Using Multifacet Rasch Analysis to Examine the Effectiveness of Rater Training

This paper sought to provide a comprehensive analysis of a rater training program through the use of multifacet Rasch measurement. The purpose was to display how such an analysis can provide specific information on raters that is useful for feedback, and also important information concerning the performance of the rating form and training materials. This information is particularly useful for the ongoing development of a rater training program. 

The interaction analysis indicated that several rater trainees were engaging in inconsistent rating patterns with specific crews. This provides a particularly valuable piece of information for the training facilitator. It allows the facilitator to provide this feedback to these raters and to investigate their reasons for the ratings they provided. It also begs the question of how consistent raters will remain following a training program. If follow-up training were to be provided, the consistency of raters over time could be analyzed using the multifacet Rasch bias analysis. 

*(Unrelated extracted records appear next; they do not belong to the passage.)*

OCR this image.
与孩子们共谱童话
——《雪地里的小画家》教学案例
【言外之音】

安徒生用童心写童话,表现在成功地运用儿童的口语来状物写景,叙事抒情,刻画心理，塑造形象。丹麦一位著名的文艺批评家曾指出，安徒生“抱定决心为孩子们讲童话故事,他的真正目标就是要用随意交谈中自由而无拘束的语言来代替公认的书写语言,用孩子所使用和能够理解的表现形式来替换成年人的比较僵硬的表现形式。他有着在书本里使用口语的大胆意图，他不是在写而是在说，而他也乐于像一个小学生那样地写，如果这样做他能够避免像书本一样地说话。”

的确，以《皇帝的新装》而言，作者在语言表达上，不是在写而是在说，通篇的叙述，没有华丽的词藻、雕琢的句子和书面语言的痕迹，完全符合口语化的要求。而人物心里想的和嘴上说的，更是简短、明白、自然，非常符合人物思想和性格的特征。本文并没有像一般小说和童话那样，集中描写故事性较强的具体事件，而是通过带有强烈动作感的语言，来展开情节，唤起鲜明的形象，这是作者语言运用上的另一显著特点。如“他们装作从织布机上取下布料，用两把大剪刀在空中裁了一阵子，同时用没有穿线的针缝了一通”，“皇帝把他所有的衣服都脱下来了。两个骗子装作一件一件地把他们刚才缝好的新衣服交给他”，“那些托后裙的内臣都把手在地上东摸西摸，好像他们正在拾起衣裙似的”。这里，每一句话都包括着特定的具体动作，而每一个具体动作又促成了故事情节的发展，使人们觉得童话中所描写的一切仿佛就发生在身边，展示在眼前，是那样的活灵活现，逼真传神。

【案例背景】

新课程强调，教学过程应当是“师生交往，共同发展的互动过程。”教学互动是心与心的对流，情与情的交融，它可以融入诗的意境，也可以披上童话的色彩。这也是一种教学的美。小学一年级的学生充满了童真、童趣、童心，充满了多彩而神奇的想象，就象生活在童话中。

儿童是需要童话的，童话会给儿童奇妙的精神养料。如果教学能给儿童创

One of the benefits of this type of bias analysis is in its ability to identify discrepant and unexpected interactions between raters and ratees. Feedback can be given to, and just as importantly sought, from raters concerning their perceptions of crews with whom they have unexpected interactions. It is this individual-level of interaction analysis that makes the multifacet Rasch approach useful for the evaluation of rater training. Although interactions can be modeled using G-theory, information about the interactions of individual raters and ratees is not possible. If it were acceptable to the parties involved, an adjustment to raters’ total scores for specified crews could be made, based upon the results of the bias analysis. From the standpoint of the actual evaluations that are given to aircrews following training, such corrections could be made based upon a rater’s estimated severity. In multifacet Rasch parlance, this would result in a more “objective” assessment.